While we all talk about cloud, said Ditchfield, tape still has a very large part to play. "We like the idea of having the data still easily at hand; we feel tape gives us that bit more control, too," he said.

In practical terms, the T680 is a 2-petabyte box where Cappi and Ditchfield can offload less-frequently accessed data from their primary disk storage to an active tape archive. StorHouse software from supplier FileTek is starting to be used to move the data from primary disk storage to the active tape archive, he added. That is expected to save some money, but the focus is less on immediate cash savings, said Ditchfield, than boosting overall storage and backup capacity across the university.

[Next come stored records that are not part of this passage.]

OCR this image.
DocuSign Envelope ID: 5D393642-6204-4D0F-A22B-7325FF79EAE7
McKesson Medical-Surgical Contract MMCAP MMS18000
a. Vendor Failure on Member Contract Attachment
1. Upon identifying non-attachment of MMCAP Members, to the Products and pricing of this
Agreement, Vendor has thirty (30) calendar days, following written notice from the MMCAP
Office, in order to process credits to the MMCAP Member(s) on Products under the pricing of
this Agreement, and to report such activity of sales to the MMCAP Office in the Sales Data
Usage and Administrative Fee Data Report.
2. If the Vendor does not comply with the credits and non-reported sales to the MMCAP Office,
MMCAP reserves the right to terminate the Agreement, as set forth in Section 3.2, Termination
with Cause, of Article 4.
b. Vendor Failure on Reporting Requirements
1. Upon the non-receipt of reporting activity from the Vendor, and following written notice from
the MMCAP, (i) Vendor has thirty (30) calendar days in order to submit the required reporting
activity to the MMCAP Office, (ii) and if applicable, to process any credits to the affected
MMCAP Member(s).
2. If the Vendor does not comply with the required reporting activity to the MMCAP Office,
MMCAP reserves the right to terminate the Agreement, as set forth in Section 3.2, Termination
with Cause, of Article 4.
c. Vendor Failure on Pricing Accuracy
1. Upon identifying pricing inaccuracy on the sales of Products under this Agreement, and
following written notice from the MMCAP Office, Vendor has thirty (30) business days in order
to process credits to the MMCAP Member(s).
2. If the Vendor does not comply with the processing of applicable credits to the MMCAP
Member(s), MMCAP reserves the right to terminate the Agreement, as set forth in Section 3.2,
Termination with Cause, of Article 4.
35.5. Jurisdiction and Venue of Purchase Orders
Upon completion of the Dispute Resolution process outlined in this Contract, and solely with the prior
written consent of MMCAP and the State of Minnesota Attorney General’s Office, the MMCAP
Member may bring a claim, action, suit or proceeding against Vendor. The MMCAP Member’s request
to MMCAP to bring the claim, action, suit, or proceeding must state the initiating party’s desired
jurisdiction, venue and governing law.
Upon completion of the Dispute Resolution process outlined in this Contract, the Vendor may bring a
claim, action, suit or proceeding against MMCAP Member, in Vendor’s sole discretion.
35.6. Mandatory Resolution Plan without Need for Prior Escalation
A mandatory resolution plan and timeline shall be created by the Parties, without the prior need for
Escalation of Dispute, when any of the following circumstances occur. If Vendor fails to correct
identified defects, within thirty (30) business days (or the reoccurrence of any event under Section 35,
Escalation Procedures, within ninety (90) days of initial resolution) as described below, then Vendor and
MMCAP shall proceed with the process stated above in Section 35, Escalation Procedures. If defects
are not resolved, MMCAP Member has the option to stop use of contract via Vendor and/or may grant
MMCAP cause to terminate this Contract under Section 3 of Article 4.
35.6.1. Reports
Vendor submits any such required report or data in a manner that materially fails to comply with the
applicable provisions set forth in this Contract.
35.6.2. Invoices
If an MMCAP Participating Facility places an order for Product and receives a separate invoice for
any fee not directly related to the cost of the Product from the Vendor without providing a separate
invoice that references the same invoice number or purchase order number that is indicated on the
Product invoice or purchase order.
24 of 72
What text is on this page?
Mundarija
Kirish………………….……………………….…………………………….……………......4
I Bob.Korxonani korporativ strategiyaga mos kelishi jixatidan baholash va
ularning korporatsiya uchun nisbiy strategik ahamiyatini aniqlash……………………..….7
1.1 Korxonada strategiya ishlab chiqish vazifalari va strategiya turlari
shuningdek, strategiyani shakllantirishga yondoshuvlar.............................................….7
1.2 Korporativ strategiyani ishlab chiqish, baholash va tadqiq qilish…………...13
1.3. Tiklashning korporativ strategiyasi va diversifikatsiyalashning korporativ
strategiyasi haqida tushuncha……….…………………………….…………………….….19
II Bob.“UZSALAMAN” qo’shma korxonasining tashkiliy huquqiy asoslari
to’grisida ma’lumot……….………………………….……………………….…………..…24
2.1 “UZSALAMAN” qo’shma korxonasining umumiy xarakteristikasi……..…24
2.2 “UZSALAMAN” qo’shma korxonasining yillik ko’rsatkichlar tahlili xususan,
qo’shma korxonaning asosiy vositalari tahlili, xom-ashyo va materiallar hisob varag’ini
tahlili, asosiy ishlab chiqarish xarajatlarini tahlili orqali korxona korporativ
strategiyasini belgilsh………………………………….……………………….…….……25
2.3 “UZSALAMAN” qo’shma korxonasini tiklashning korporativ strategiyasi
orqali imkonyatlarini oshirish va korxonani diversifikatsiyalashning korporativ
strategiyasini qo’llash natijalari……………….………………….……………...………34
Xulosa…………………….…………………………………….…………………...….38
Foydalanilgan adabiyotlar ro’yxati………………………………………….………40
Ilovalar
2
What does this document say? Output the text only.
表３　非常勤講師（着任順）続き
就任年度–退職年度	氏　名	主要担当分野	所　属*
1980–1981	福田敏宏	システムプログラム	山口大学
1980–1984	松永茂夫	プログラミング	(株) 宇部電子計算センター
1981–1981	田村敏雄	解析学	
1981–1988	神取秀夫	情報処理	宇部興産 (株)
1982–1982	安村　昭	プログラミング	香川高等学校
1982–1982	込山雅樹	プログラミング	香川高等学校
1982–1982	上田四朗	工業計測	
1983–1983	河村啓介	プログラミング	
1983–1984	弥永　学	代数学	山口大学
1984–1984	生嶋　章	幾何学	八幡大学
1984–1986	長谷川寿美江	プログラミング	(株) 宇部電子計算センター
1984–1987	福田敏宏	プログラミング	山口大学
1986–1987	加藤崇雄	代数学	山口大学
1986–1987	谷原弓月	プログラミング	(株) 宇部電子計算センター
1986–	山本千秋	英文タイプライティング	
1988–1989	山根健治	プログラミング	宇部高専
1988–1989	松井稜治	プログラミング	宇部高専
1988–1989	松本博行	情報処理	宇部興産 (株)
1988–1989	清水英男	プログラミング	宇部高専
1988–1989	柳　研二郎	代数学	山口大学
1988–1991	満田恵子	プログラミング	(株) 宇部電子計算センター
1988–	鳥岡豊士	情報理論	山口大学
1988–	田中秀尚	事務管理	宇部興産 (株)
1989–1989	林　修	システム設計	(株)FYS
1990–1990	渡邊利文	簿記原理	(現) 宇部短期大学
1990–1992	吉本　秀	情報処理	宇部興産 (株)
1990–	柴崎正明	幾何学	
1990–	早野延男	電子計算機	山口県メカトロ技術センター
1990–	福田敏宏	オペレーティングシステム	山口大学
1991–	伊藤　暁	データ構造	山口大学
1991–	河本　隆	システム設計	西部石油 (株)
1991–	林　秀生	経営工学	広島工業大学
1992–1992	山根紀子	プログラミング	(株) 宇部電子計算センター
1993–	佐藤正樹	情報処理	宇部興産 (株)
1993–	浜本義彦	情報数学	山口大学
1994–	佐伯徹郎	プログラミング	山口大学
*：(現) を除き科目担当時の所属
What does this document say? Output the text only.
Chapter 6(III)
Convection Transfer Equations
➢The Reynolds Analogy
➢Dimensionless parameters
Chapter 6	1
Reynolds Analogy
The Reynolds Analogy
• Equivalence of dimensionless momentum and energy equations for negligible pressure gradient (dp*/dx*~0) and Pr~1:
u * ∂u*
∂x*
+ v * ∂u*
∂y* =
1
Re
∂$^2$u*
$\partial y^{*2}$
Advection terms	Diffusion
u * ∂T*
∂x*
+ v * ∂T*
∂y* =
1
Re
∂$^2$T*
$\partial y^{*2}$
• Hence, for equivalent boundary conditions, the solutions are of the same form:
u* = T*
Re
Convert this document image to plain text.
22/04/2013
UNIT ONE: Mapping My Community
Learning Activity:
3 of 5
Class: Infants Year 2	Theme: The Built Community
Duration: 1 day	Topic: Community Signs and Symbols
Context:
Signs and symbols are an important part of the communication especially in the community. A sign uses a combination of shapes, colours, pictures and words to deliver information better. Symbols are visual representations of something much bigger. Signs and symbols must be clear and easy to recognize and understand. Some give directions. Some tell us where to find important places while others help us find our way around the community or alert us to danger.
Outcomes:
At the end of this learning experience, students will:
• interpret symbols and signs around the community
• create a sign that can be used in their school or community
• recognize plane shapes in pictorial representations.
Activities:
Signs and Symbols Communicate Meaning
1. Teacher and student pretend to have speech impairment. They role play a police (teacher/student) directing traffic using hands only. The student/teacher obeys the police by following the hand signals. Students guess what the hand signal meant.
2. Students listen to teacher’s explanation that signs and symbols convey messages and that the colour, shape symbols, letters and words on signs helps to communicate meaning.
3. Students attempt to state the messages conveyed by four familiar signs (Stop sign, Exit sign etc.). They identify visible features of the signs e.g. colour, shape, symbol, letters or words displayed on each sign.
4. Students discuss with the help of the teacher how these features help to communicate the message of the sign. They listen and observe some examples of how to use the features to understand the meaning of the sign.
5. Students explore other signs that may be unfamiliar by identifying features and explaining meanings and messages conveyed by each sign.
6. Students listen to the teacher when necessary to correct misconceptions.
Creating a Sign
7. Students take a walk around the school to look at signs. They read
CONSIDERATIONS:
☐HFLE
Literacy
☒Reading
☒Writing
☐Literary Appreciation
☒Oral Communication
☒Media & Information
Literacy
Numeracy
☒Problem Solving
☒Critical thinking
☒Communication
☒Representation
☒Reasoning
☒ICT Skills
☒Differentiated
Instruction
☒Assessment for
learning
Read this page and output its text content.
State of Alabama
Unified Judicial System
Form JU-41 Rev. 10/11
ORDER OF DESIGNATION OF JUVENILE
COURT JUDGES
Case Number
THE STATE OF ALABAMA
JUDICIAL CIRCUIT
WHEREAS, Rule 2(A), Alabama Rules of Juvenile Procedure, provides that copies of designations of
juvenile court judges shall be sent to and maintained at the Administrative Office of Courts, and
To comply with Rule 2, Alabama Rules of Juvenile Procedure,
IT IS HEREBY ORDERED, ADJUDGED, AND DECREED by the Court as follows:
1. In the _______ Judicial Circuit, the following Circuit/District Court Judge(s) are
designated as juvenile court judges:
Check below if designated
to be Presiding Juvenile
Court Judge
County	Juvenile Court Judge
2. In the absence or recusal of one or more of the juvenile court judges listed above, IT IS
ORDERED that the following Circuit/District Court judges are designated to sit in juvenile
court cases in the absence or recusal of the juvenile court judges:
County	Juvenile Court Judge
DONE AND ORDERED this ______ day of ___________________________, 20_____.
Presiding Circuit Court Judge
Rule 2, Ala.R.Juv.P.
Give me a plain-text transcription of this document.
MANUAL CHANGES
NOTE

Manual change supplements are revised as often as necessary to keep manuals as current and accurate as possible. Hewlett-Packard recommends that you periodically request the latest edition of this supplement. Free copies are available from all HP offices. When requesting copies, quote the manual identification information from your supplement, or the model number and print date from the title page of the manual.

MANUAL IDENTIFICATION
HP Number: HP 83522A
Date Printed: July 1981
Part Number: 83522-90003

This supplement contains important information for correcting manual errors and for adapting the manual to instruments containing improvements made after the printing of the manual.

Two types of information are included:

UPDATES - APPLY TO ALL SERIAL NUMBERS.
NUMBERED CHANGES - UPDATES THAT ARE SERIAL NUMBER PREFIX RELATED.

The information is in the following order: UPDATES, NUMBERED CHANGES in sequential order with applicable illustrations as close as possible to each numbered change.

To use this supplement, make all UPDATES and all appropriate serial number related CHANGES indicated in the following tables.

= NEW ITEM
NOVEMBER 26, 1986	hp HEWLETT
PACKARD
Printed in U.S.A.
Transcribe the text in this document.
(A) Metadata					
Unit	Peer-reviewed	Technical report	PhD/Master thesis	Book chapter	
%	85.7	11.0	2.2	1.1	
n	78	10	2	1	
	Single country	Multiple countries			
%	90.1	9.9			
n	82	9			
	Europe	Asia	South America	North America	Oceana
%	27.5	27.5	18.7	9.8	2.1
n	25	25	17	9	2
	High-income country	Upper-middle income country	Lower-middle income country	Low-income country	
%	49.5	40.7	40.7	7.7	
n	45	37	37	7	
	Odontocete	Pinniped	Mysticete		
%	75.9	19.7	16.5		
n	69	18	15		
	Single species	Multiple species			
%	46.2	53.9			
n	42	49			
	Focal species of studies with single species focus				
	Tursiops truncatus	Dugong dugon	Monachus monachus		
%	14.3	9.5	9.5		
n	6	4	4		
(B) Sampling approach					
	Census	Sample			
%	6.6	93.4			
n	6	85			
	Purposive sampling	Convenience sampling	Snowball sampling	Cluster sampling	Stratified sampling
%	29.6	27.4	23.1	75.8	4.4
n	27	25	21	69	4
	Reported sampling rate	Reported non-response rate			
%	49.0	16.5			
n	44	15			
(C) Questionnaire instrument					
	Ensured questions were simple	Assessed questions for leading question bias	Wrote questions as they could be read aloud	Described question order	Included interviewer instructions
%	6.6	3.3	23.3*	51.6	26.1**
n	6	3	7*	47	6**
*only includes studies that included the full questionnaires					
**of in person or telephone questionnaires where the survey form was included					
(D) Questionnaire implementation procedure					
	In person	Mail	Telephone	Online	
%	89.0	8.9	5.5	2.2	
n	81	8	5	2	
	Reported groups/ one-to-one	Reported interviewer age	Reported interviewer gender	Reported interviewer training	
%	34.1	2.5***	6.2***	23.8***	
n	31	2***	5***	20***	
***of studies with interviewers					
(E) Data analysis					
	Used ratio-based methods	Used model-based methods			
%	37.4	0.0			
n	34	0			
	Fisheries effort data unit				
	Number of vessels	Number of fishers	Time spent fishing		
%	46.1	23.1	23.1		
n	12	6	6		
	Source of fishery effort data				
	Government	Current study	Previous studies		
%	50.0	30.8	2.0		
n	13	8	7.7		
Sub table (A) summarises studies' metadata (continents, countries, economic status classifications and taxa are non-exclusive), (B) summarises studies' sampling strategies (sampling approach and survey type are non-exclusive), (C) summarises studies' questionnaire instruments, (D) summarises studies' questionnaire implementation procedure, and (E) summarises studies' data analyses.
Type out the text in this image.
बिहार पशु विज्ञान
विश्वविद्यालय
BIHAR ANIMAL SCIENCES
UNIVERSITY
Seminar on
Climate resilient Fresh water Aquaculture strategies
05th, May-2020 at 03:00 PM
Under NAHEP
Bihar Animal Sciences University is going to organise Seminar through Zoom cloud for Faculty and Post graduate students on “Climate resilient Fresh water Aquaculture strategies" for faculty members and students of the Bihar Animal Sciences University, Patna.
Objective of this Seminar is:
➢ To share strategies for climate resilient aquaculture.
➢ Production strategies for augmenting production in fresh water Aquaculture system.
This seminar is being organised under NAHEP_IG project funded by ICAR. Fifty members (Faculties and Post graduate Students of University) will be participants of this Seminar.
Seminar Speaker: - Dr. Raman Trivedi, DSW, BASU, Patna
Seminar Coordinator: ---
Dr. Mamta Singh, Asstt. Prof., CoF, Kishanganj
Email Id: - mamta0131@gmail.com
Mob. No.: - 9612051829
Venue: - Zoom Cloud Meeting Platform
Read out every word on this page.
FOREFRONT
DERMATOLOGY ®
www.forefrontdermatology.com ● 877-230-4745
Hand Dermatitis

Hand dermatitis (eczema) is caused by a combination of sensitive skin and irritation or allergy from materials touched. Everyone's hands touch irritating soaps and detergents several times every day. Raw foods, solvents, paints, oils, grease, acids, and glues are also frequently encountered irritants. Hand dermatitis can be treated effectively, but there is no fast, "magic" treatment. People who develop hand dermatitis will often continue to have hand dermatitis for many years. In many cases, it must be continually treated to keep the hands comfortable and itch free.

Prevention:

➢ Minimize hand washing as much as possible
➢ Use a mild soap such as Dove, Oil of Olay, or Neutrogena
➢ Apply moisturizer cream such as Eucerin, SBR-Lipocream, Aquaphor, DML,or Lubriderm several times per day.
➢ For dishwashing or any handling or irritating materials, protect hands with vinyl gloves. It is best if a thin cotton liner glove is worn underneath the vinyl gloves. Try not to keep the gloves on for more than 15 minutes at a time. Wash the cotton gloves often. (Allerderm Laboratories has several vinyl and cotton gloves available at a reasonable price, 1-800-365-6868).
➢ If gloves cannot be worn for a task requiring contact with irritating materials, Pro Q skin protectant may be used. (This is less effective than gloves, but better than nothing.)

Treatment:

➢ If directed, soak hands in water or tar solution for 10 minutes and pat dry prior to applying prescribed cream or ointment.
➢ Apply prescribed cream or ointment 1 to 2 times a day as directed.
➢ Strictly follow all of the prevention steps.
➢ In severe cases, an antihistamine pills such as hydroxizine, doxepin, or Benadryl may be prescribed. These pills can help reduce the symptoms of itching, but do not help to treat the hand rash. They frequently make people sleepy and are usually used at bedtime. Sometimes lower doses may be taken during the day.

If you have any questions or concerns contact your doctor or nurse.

Ditchfield looked at other archive offerings, but says he really likes working with Spectra Logic, which he describes as a real "engineer's company." He also lauds its quality approach, citing how impressed he was by the fact that all physical media get swept by a special carbide cleaner before shipping to maximize its cleanliness, or how each tape is linked to a radio ID tag so managers always know each step of its journey through a system. The system's BlueScale encryption provides 256-bit AES security for stored data, and the built-in management system records more than 40 data points every time a tape is loaded.

"I also like the fact that this company wants to break into new markets like ours, so I feel it's 'hungry' and really wants to support us and do a good job," he added.

The next step will be to look at archiving not just the university's day-to-day data, but the swelling store of research the institution's academics and postgrads build up. To do so, he said, there is serious talk of buying a second library -- which sounds like pretty rapid progress for Bristol's data managers after so much initial hemming and hawing.